The statistical modelling approach employed in this study allowed us to explicitly model potential spatial autocorrelation and spatial independence within the observed data while simultaneously accounting for key linear and non-linear covariates. To the best of our knowledge, this is the first attempt to evaluate spatial variations in integernational (mother to daughter) trends in the prevalence of FGM/C in the context of Nigeria, using Bayesian hierarchical geo-additive regression model. By simultaneously controlling for other individual- and community-level factors, the approach served a ‘proxy’ measure of the impacts of anti-FGM/C intervention programmes in Nigeria. However, despite the various strengths of the approach utilised in the study, two key limitations of the study were identified. Firstly, given that the 2018 NDHS data utilised in this study were based on self-reporting by the respondents, there are risks of recall bias in that some respondents may have forgotten details of events that happened many years ago.
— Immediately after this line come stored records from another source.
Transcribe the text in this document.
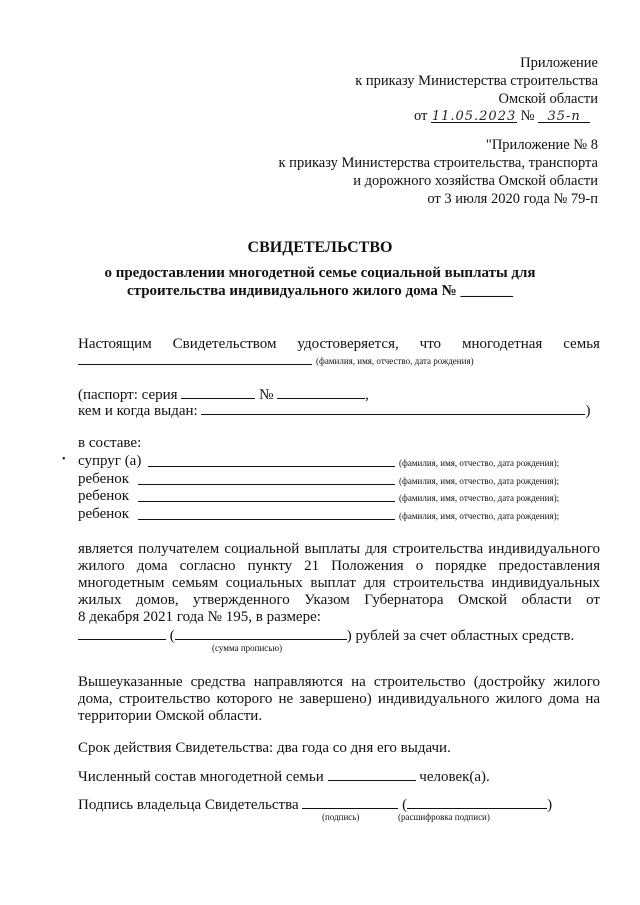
Приложение
к приказу Министерства строительства
Омской области
от 11.05.2023 № 35-п
"Приложение № 8
к приказу Министерства строительства, транспорта
и дорожного хозяйства Омской области
от 3 июля 2020 года № 79-п
СВИДЕТЕЛЬСТВО
о предоставлении многодетной семье социальной выплаты для
строительства индивидуального жилого дома № _______
Настоящим Свидетельством удостоверяется, что многодетная семья
(фамилия, имя, отчество, дата рождения)
(паспорт: серия	№	,
кем и когда выдан:	)
в составе:
• супруг (а)	(фамилия, имя, отчество, дата рождения);
ребенок	(фамилия, имя, отчество, дата рождения);
ребенок	(фамилия, имя, отчество, дата рождения);
ребенок	(фамилия, имя, отчество, дата рождения);
является получателем социальной выплаты для строительства индивидуального
жилого дома согласно пункту 21 Положения о порядке предоставления
многодетным семьям социальных выплат для строительства индивидуальных
жилых домов, утвержденного Указом Губернатора Омской области от
8 декабря 2021 года № 195, в размере:
(	) рублей за счет областных средств.
(сумма прописью)
Вышеуказанные средства направляются на строительство (достройку жилого
дома, строительство которого не завершено) индивидуального жилого дома на
территории Омской области.
Срок действия Свидетельства: два года со дня его выдачи.
Численный состав многодетной семьи	человек(а).
Подпись владельца Свидетельства	(	)
(подпись)	(расшифровка подписи)
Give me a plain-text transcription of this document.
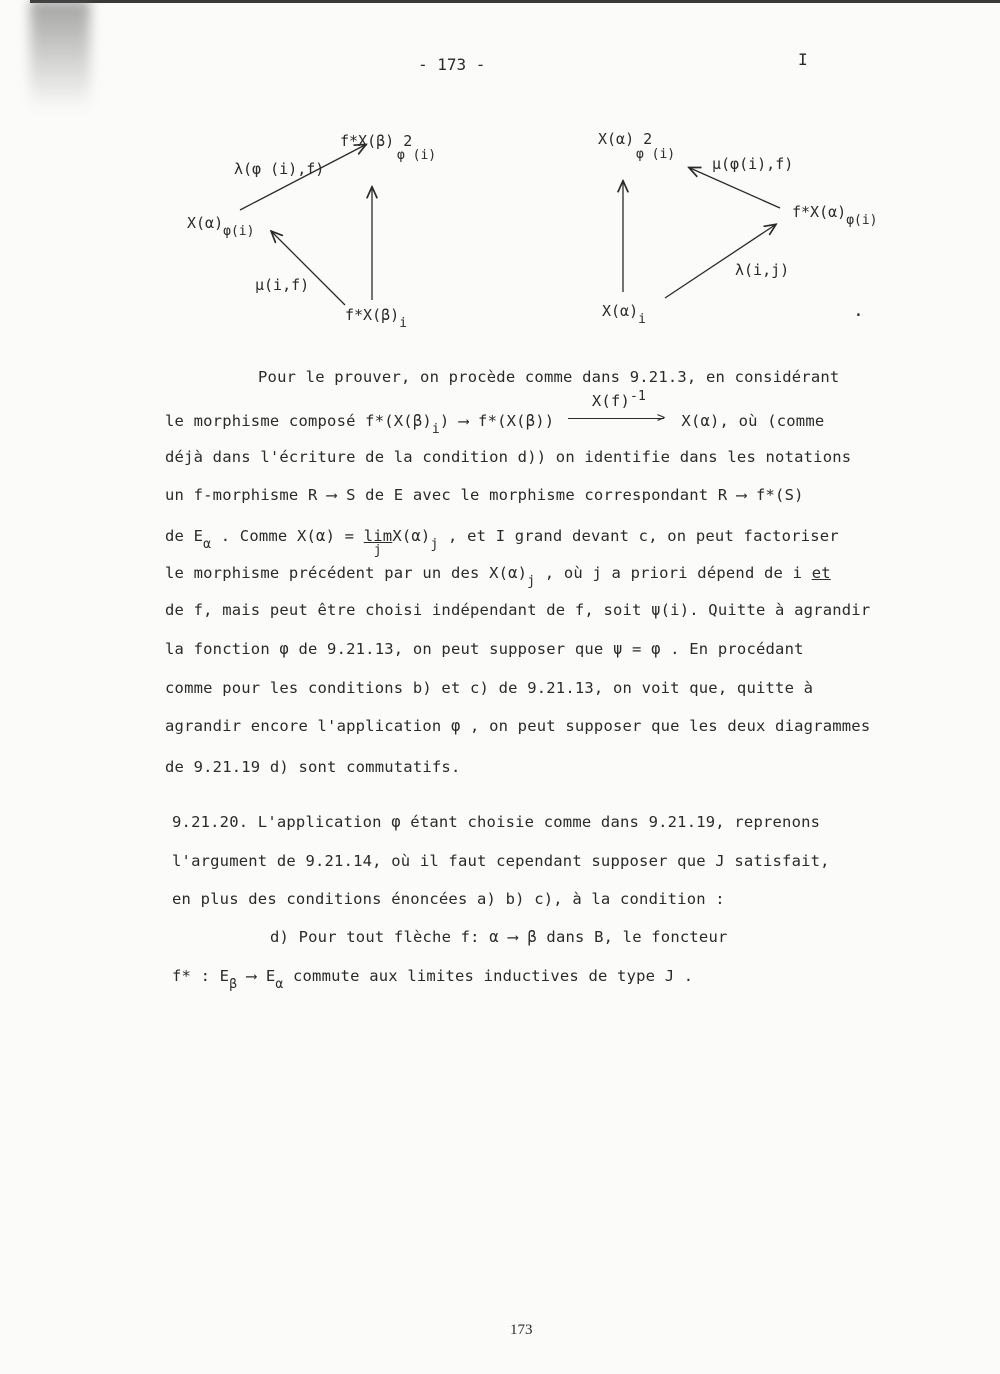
- 173 -	I
f*X(β) 2
φ (i)
λ(φ (i),f)
X(α)φ(i)
μ(i,f)
f*X(β)i
X(α) 2
φ (i)
μ(φ(i),f)
f*X(α)φ(i)
λ(i,j)
X(α)i	.
Pour le prouver, on procède comme dans 9.21.3, en considérant
le morphisme composé $f*(X(\beta)_i)$ ⟶ f*(X(β))
$X(f)^{-1}$
> X(α), où (comme
déjà dans l'écriture de la condition d)) on identifie dans les notations
un f-morphisme R ⟶ S de E avec le morphisme correspondant R ⟶ f*(S)
de $E_\alpha$ . Comme X(α) = lim
j
$X(\alpha)_j$ , et I grand devant c, on peut factoriser
le morphisme précédent par un des $X(\alpha)_j$ , où j a priori dépend de i et
de f, mais peut être choisi indépendant de f, soit ψ(i). Quitte à agrandir
la fonction φ de 9.21.13, on peut supposer que ψ = φ . En procédant
comme pour les conditions b) et c) de 9.21.13, on voit que, quitte à
agrandir encore l'application φ , on peut supposer que les deux diagrammes
de 9.21.19 d) sont commutatifs.
9.21.20. L'application φ étant choisie comme dans 9.21.19, reprenons
l'argument de 9.21.14, où il faut cependant supposer que J satisfait,
en plus des conditions énoncées a) b) c), à la condition :
d) Pour tout flèche f: α ⟶ β dans B, le foncteur
f* : $E_\beta$ ⟶ $E_\alpha$ commute aux limites inductives de type J .
173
However, while it is possible that some women might not accurately recall whether they were circumcised or not, the rate of recall bias on the FGM/C statuses of their daughters aged 0 – 14 years is most likely to be negligible. Secondly, the awareness of the existence of the 2015 VAPP act along with the punishments therein for the violators could lead to underreporting. For example, some women may intentionally lie about the FGM/C statuses of their daughters for the fear of prosecution.
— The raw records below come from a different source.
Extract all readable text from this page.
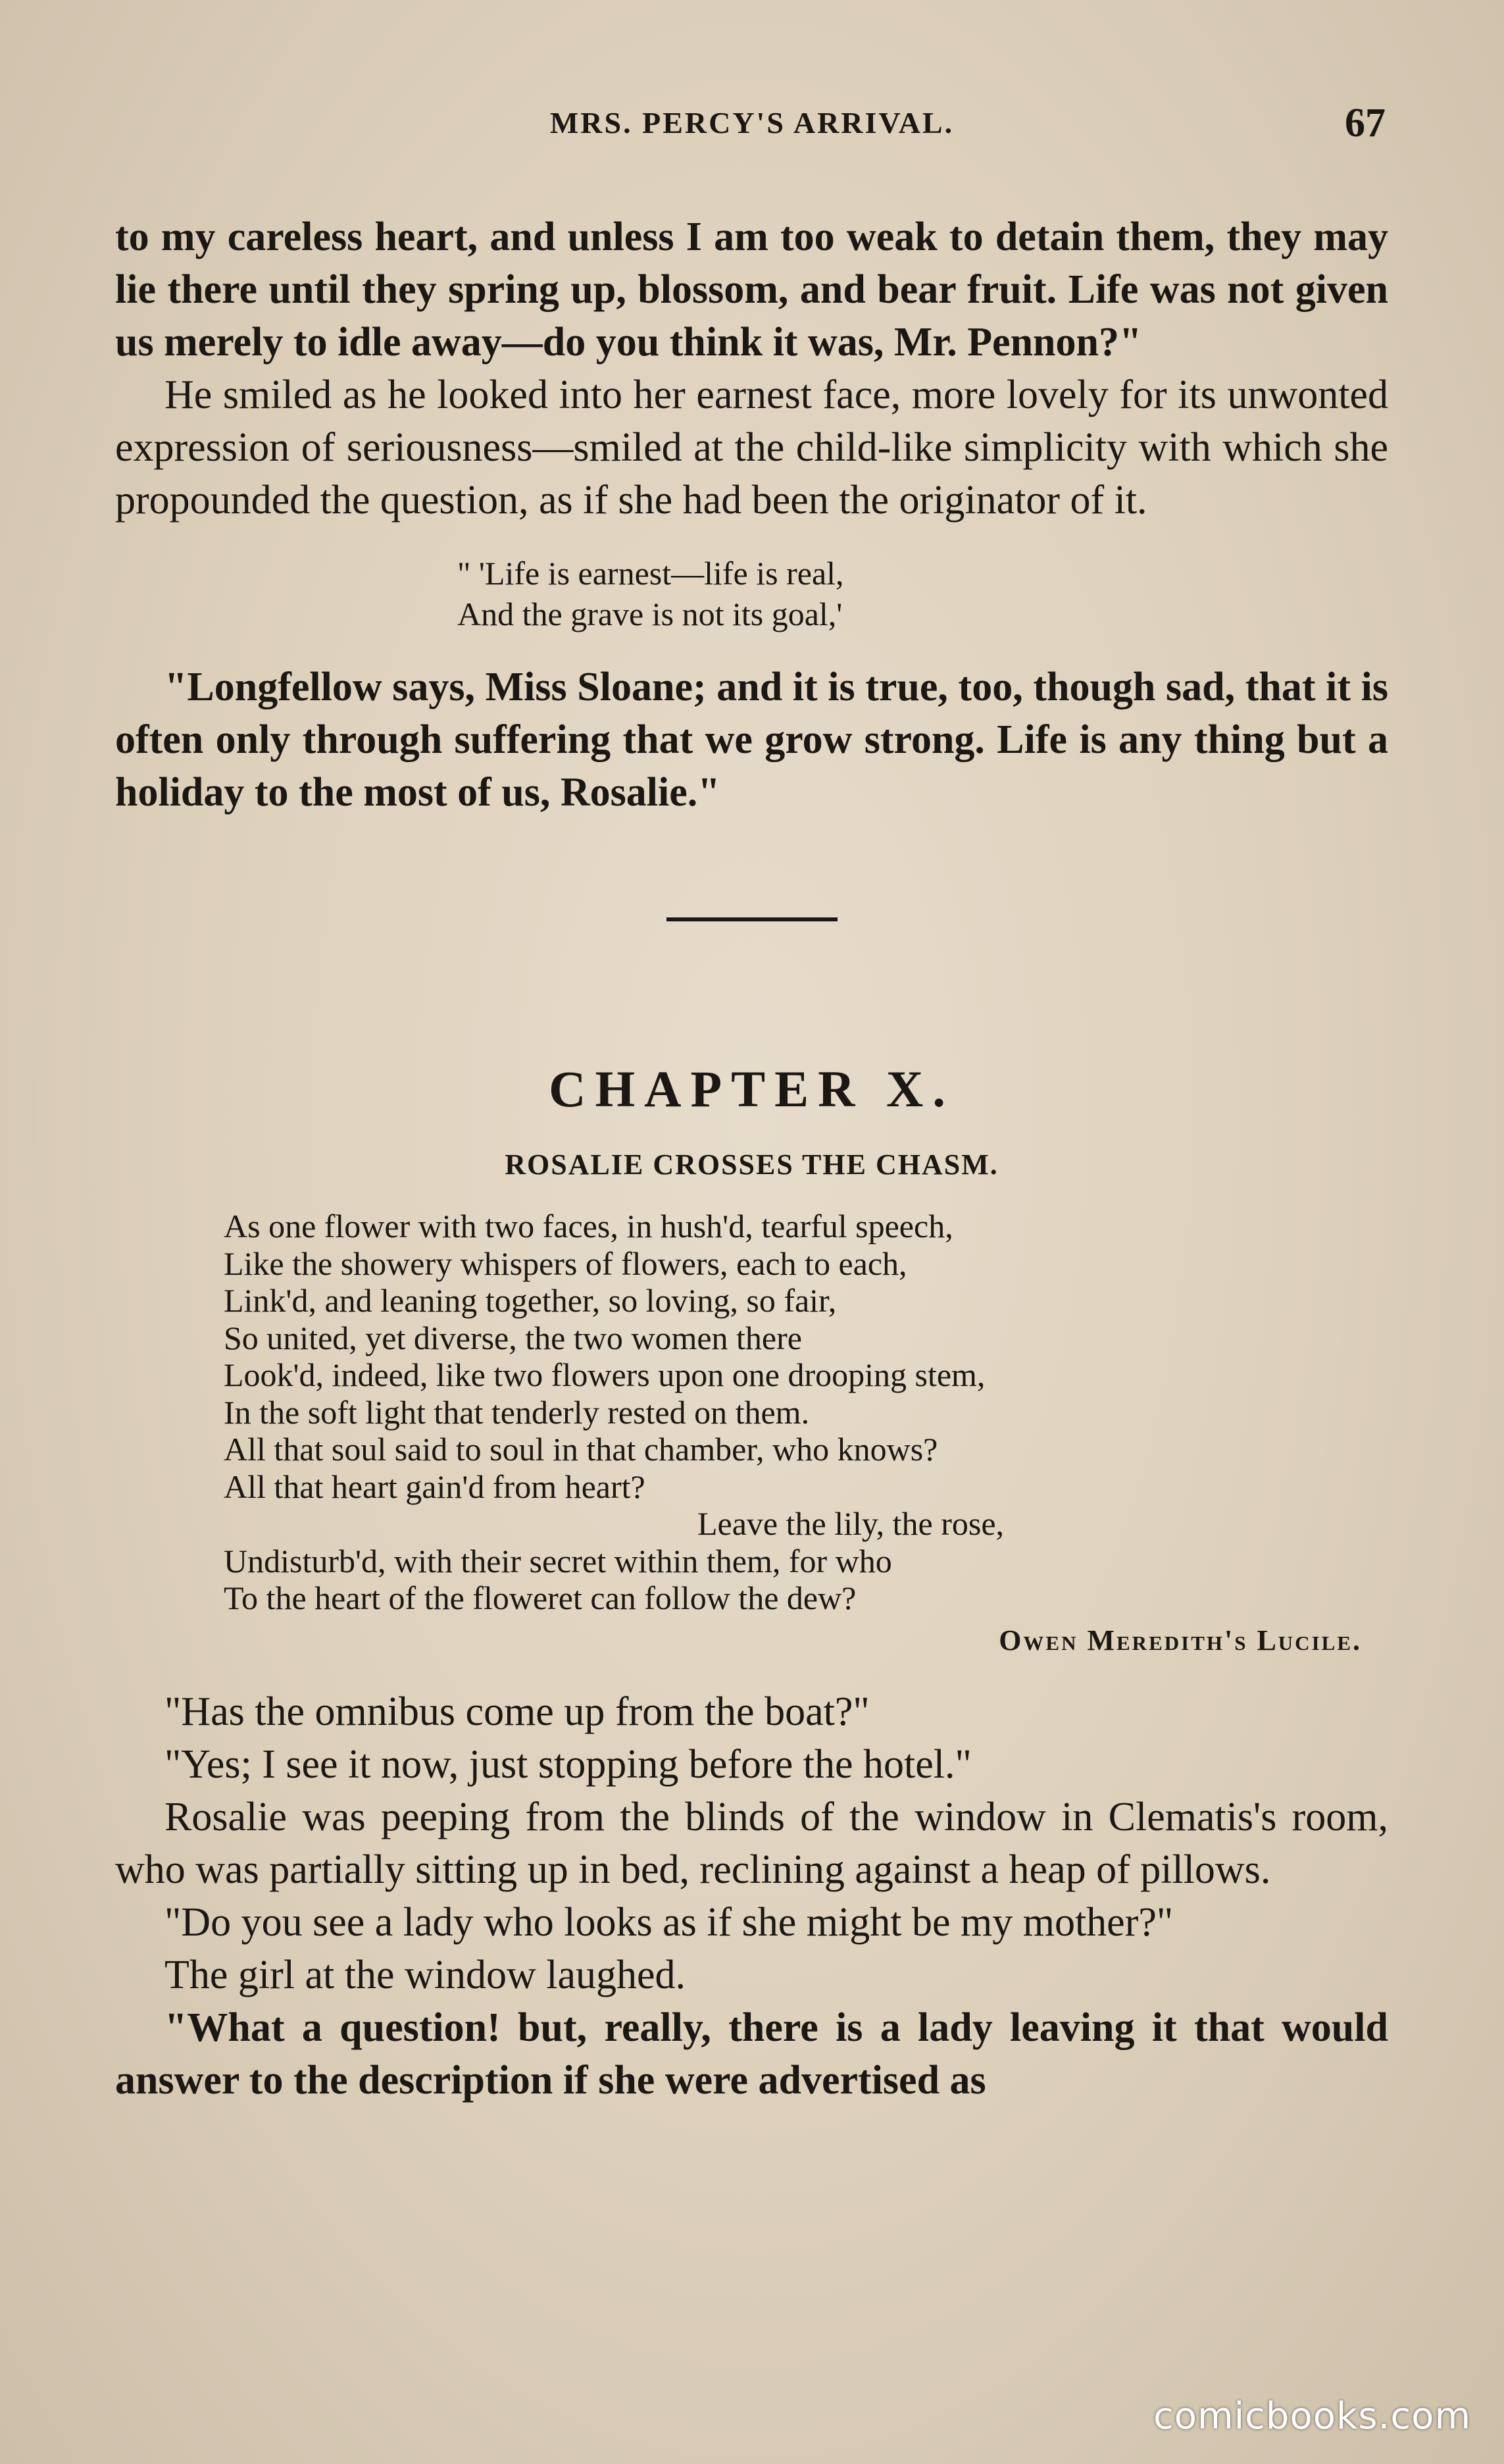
MRS. PERCY'S ARRIVAL.	67

to my careless heart, and unless I am too weak to detain them, they may lie there until they spring up, blossom, and bear fruit. Life was not given us merely to idle away—do you think it was, Mr. Pennon?"

He smiled as he looked into her earnest face, more lovely for its unwonted expression of seriousness—smiled at the child-like simplicity with which she propounded the question, as if she had been the originator of it.

" 'Life is earnest—life is real,
And the grave is not its goal,'

"Longfellow says, Miss Sloane; and it is true, too, though sad, that it is often only through suffering that we grow strong. Life is any thing but a holiday to the most of us, Rosalie."

CHAPTER X.
ROSALIE CROSSES THE CHASM.
As one flower with two faces, in hush'd, tearful speech,
Like the showery whispers of flowers, each to each,
Link'd, and leaning together, so loving, so fair,
So united, yet diverse, the two women there
Look'd, indeed, like two flowers upon one drooping stem,
In the soft light that tenderly rested on them.
All that soul said to soul in that chamber, who knows?
All that heart gain'd from heart?
Leave the lily, the rose,
Undisturb'd, with their secret within them, for who
To the heart of the floweret can follow the dew?
Owen Meredith's Lucile.

"Has the omnibus come up from the boat?"

"Yes; I see it now, just stopping before the hotel."

Rosalie was peeping from the blinds of the window in Clematis's room, who was partially sitting up in bed, reclining against a heap of pillows.

"Do you see a lady who looks as if she might be my mother?"

The girl at the window laughed.

"What a question! but, really, there is a lady leaving it that would answer to the description if she were advertised as

comicbooks.com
In conclusion, we learnt that although there has been an overall decline in mother-to-daughter prevalence of FGM/C in Nigeria, women who supported the continuation of FGM/C, and women who had up to three circumcised daughters were more likely to have their daughters circumcised than their counterparts. This, in addition to the finding that the daughters of circumcised women were about 2.7 times more likely to be circumcised than their counterparts with uncircumcised mothers suggest that the intergenerational prevalence of FGM/C in Nigeria has largely persisted due to social norm related factors. Also, we learnt that geographical location plays a significant role in that states which share boundaries with the high-risk states are likely to experience a rapid increase in the practice, as the case with Jigawa and Yobe states, neighbours to the FGM/C high-risk states of Kano and Bauchi, where we found an increased risk of FGM/C among girls aged 0–14 years compared with that of their mothers. Thus, we now know where and how intergenerational change is happening. Our findings further reiterate the importance of approaching anti-FGM/C interventions based on the social convention theory such that a sustainable abandonment of the practice would require an entire community making public declarations to reject the continuation of the practice (Shell-Duncan et al., 2011). Such moves will in no doubt accelerate FGM/C abandonment in Nigeria and raise hope of meeting the SDGs of total eradication of FGM/C by the year 2030. Finally, there is need for a study that would seek to explain these intergenerational trends despite the intervention efforts that are currently underway in the affected states.